Nature has an uncanny ability to restore and regenerate itself. An area of forest the size of France has regrown across the world in the last 20 years with minimal or no input from humans. According to scientists, these restored forests have the potential to store more carbon dioxide than the emissions produced each year by the U.S. Despite this news, surprising to many scientists and conservationists, deforestation is still claiming vastly more forest than what is being regenerated.
Many have come to the realization that only through massive carbon sequestration will we be able to address climate change in time to keep the planet livable. One such program with a vision of large-scale carbon drawdown is called Seed the North. Located in northern British Columbia, it aims to regenerate large swaths of land, first in B.C. and then across Canada. The project’s mission incorporates three pillars: traditional Indigenous knowledge, scientific research, and harnessing the possibilities of technological innovation.

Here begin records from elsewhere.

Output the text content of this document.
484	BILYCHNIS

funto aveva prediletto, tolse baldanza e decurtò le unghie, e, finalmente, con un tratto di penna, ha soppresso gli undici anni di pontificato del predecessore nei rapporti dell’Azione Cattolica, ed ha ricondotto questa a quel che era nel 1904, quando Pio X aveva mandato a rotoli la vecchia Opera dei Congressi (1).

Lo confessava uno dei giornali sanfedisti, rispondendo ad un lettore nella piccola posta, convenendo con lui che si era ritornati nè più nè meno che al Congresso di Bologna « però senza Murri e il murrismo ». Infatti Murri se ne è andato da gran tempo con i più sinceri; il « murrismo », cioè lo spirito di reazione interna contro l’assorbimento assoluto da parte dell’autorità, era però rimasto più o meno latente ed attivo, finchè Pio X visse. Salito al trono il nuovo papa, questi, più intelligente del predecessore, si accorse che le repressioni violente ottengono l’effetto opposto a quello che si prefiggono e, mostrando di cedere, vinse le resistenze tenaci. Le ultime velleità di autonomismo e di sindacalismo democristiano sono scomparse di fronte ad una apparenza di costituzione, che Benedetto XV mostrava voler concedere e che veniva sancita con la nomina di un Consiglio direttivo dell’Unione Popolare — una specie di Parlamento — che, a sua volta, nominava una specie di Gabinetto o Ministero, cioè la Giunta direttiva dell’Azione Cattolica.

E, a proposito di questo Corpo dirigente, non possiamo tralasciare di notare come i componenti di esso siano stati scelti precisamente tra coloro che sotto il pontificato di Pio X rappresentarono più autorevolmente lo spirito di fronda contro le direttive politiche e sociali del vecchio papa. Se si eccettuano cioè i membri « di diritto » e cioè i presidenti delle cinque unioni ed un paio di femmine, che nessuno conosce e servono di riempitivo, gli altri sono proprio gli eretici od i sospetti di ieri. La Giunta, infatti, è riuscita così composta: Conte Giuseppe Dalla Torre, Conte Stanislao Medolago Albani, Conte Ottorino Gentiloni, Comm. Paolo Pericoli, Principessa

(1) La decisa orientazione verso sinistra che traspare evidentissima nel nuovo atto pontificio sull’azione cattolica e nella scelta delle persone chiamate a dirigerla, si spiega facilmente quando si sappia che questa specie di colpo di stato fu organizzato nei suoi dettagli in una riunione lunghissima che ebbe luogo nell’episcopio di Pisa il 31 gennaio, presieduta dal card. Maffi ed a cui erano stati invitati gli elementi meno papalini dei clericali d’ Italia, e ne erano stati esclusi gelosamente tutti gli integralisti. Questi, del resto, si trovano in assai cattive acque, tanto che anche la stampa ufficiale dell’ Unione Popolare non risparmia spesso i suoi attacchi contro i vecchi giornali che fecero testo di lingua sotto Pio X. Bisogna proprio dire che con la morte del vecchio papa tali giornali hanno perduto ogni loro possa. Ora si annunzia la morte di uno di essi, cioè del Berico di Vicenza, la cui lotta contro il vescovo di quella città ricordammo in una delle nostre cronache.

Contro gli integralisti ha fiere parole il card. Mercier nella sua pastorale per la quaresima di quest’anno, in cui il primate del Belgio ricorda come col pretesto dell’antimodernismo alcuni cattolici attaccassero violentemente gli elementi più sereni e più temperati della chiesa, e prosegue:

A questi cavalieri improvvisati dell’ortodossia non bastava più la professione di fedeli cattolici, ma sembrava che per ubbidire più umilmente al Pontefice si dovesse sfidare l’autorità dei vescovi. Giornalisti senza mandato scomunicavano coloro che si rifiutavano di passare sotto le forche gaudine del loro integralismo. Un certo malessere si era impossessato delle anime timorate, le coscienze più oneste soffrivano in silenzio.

The impact of climate change can be seen in northern B.C., where forests are suffering from drought, wildfires, and pest infestations. These impacts are compounded by massive carbon unleashing through logging, mining, and fossil-fuel extraction — powerful industries in the province. Thousands of seedlings are planted every year by the forest industry but for economic value, creating fast-growing, high-yield monocultures.
Seed the North, enlisting local Indigenous communities for their knowledge of the land and as part of their workforce, collects biodiverse seedpods. When combined with biochar, made from the waste wood left behind by logging, these become biochar seed casings that optimize generation. The casings offer all the required nutrients and protect the bundles from drought and scavenging animals. With ecological diversity accorded highest consideration, many of the seeds in the bundles are not considered valuable to the forest industry but are essential to forest health, carbon reduction, and wildfire prevention. Seeds of deciduous trees (birch, alder, and Rocky Mountain maple) create fire breaks. In addition, their silvery leaves reflect the sun’s heat back into the atmosphere and provide nutrients while decomposing.
The final component, beside the biodiverse seed mixes and nutrient-rich biochar casings, is using drones to disseminate the packets. It is this ingenuity that has the potential for large-scale application. Initially, the project will target remote and hard-to-reach areas that otherwise would not be replanted. It will also focus on areas disturbed by natural events, like wildfires, floods, and landslides, as well as those impacted by industry.
Seed the North is working with the provincial government while also trying to forge links with private industry. The approach of incorporating Indigenous perspectives, increasing biodiversity, contributing to long-term carbon sequestration, and being able to go large-scale is holistic and unique. Once proven, this approach has applicability across the globe.